- 8 slices stale cinnamon-raisin bread*
- 2 ounces cream cheese, softened
- 4 large eggs
- 1 1/4 cups milk
- 3 tablespoons light brown sugar
- 3/4 teaspoon vanilla extract
- 1/2 teaspoon cinnamon
- 2 tablespoons unsalted butter
- Powdered sugar, as topping
- Maple or Cane Syrup, as desired
- Preheat the oven to 300°F.
- Lay the bread on a flat work surface. Spread 4 slices with a heaping tablespoon of cream cheese, and top each with one of the remaining slices of bread.

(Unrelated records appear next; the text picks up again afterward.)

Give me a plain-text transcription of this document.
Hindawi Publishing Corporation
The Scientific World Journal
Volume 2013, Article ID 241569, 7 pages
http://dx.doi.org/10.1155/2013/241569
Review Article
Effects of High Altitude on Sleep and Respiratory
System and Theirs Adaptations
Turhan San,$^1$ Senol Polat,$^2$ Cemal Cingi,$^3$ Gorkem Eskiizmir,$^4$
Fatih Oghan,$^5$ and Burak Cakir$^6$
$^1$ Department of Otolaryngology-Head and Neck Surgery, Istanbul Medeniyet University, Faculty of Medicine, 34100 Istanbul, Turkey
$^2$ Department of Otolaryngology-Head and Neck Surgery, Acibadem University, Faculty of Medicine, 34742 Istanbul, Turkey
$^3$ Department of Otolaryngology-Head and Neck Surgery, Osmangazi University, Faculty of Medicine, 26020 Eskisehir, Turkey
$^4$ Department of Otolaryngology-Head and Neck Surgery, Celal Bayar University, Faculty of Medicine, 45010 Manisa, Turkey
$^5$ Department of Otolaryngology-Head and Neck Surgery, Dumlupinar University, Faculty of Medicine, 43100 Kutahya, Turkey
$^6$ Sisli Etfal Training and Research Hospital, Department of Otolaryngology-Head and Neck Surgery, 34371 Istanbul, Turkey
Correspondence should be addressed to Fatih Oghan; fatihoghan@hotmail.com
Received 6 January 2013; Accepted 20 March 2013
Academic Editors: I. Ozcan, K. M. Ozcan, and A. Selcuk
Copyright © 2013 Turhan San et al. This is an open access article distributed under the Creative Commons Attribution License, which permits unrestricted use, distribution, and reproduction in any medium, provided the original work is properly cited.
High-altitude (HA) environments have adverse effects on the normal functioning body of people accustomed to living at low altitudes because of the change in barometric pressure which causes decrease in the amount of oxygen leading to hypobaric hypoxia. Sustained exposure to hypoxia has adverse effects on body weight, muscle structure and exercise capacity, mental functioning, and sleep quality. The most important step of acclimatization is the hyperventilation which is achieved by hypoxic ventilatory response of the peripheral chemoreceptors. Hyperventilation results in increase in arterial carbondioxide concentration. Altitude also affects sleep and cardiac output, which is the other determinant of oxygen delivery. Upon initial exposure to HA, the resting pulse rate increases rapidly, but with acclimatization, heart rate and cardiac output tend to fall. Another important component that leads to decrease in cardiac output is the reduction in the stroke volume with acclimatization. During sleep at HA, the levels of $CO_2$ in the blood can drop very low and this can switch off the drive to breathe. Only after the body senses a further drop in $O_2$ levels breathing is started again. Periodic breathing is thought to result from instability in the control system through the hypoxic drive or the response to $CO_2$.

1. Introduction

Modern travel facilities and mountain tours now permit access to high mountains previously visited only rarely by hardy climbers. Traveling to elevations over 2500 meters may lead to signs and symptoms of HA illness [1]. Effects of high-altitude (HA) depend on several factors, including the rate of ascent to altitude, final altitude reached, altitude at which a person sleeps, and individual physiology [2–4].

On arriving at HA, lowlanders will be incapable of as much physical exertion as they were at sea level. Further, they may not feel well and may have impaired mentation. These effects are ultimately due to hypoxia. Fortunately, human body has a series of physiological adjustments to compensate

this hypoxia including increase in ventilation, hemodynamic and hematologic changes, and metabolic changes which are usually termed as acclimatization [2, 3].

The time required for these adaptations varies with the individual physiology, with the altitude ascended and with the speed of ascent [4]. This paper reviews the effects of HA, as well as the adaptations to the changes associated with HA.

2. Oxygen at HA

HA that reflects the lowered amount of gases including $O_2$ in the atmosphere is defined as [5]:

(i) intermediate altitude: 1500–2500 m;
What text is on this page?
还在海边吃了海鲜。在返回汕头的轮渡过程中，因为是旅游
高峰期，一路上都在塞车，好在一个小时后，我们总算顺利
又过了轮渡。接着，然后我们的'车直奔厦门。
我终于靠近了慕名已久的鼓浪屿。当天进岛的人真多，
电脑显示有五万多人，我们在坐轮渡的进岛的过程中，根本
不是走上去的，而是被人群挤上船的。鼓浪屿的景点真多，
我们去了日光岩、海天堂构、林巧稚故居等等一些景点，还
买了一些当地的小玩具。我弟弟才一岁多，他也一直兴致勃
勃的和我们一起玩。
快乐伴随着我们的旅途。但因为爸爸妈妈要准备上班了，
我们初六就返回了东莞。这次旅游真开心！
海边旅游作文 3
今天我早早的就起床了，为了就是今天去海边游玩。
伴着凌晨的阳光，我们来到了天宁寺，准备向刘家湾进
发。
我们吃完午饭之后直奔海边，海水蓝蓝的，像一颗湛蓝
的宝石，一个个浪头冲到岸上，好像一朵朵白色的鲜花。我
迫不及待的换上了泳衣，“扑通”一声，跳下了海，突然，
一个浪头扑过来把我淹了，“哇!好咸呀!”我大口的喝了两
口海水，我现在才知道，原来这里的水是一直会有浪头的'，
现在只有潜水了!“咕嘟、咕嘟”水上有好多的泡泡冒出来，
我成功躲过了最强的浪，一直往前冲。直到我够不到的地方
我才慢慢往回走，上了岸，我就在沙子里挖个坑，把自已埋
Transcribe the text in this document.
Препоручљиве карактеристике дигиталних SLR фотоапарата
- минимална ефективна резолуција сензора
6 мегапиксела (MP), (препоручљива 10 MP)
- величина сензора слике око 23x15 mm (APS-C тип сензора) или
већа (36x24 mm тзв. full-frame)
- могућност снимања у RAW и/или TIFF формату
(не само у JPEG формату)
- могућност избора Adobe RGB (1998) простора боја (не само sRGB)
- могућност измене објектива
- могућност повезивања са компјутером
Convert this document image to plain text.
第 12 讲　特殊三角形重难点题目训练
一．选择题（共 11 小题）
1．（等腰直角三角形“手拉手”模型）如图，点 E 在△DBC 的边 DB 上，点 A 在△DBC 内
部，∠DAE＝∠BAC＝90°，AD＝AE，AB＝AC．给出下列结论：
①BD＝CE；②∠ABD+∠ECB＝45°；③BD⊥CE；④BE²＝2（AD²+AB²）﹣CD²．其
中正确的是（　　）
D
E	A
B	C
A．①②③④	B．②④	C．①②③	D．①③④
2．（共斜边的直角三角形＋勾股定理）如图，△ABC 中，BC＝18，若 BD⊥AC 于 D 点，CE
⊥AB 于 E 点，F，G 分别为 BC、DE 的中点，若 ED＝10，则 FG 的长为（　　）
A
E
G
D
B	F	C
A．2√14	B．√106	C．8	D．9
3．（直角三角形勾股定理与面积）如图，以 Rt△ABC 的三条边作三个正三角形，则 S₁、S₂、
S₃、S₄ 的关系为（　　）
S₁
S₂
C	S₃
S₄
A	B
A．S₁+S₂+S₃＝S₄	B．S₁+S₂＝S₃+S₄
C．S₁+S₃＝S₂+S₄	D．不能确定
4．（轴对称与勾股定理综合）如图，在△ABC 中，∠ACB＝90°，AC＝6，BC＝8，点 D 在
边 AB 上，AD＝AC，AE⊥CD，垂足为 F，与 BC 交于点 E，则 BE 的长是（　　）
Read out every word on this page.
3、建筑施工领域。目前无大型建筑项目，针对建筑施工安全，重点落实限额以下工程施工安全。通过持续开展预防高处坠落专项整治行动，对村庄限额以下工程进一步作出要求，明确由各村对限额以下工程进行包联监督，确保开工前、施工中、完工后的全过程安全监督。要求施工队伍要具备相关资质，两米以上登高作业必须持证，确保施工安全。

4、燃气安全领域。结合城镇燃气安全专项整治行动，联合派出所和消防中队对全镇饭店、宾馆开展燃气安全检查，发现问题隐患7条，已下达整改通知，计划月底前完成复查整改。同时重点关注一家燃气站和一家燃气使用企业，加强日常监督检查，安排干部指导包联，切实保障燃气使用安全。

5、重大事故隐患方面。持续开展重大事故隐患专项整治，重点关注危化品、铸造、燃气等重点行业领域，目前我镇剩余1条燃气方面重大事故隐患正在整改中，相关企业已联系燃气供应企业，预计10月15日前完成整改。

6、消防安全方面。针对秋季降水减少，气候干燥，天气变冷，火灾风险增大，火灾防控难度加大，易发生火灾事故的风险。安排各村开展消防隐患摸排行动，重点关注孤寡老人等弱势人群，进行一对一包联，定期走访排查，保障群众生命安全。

- In a large bowl, whisk together the eggs, milk, brown sugar, vanilla and cinnamon. Place the bread flat in a casserole dish and cover with the egg mixture. Let soak for 5 to 10 minutes. *(NOTE: If using fresh bread, do not soak longer than 5 minutes, as the bread will get too soggy.)
- Heat a large skillet over medium-high heat. Melt 2 tablespoons of the butter in the pan. Add as many slices of soaked bread to the pan as will fit in one layer, and cook until golden brown, about 4 minutes per side. Remove from the pan, place on a baking sheet and keep warm in the oven. Melt the remaining 1 tablespoon of butter in the pan and cook the remaining bread.
- Sprinkle the French Toast with powdered sugar and serve immediately with syrup, and bacon twirls on the side.